Para tudo tem uma primeira vez

 De acordo com Yu Dengyun, designer-chefe adjunto do programa de exploração lunar da China, o obstáculo principal da missão diz respeito à coleta das rochas: "A gravidade da Lua é diferente da encontrada na Terra, representando cerca de 1/6. Nessas circunstâncias, empacotar as amostras é o ponto-chave a ser trabalhado. Nunca tentamos isso antes."

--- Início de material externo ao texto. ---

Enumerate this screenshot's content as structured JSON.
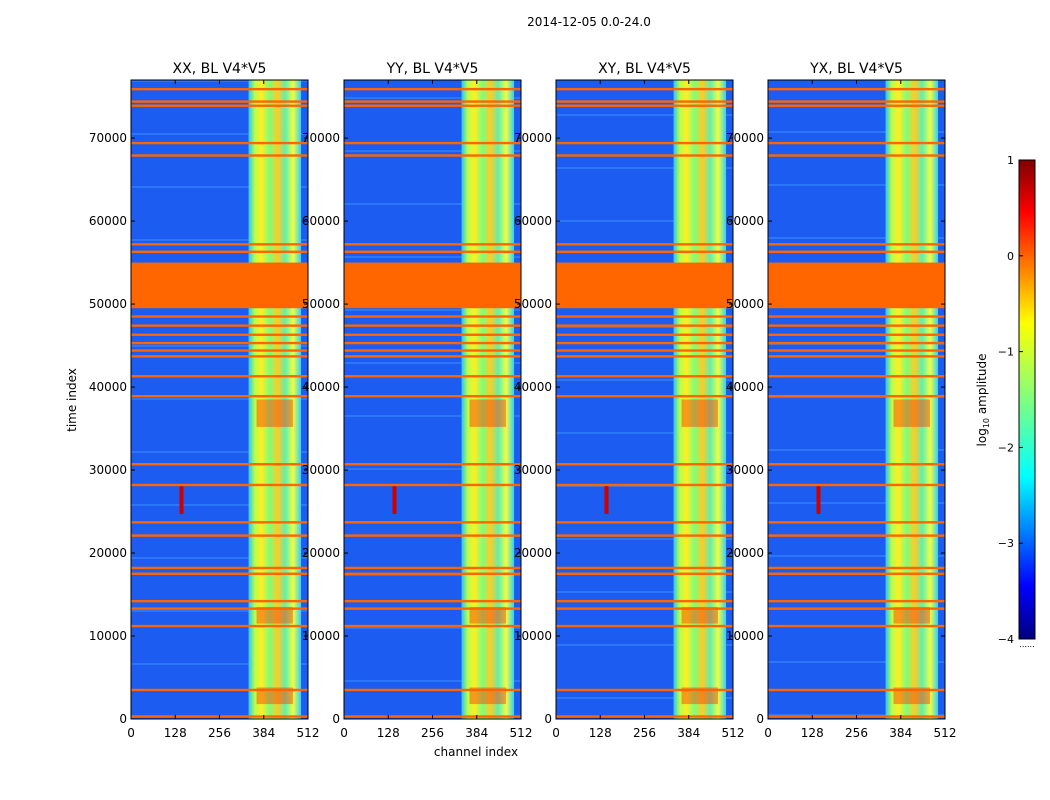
{
  "figure_title": "2014-12-05 0.0-24.0",
  "chart_data": {
    "type": "heatmap",
    "suptitle": "2014-12-05 0.0-24.0",
    "xlabel": "channel index",
    "ylabel": "time index",
    "xlim": [
      0,
      512
    ],
    "ylim": [
      0,
      77000
    ],
    "xticks": [
      0,
      128,
      256,
      384,
      512
    ],
    "yticks": [
      0,
      10000,
      20000,
      30000,
      40000,
      50000,
      60000,
      70000
    ],
    "colorscale": "jet",
    "colorbar": {
      "label": "log10 amplitude",
      "label_prefix": "log",
      "label_sub": "10",
      "label_suffix": " amplitude",
      "range": [
        -4,
        1
      ],
      "ticks": [
        1,
        0,
        -1,
        -2,
        -3,
        -4
      ],
      "tick_labels": [
        "1",
        "0",
        "−1",
        "−2",
        "−3",
        "−4"
      ],
      "bottom_mark": "......"
    },
    "flag_color": "#ff6600",
    "flagged_time_block": [
      49500,
      55000
    ],
    "flagged_time_lines": [
      300,
      3500,
      11200,
      13300,
      14200,
      17500,
      18200,
      22100,
      23700,
      28200,
      30700,
      38900,
      41300,
      43700,
      44400,
      45300,
      46300,
      47400,
      48500,
      56300,
      57200,
      67900,
      69400,
      73900,
      74400,
      75900
    ],
    "rfi_channel_band": [
      340,
      492
    ],
    "panels": [
      {
        "title": "XX, BL V4*V5",
        "pol": "XX",
        "baseline": "V4*V5"
      },
      {
        "title": "YY, BL V4*V5",
        "pol": "YY",
        "baseline": "V4*V5"
      },
      {
        "title": "XY, BL V4*V5",
        "pol": "XY",
        "baseline": "V4*V5"
      },
      {
        "title": "YX, BL V4*V5",
        "pol": "YX",
        "baseline": "V4*V5"
      }
    ]
  }
}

 "Além disso, normalmente concluímos o lançamento do foguete na Terra em um ponto fixo. Temos uma técnica comprovada neste campo. Entretanto, ainda temos dificuldades na decolagem a partir do módulo de pouso, algo inédito em nossa história", complementa.

 No caso de qualquer adversidade, já existe o Chang’e-6, que, se necessário, oferecerá backup ao equipamento já a postos; não sendo utilizado desta vez, será direcionado a uma missão em 2023, rumo ao polo sul lunar.

 Outros empreendimentos para a construção de uma estação de pesquisa por lá já estão em andamento – mas, claro, tudo depende do desenrolar da história que começa na semana que vem.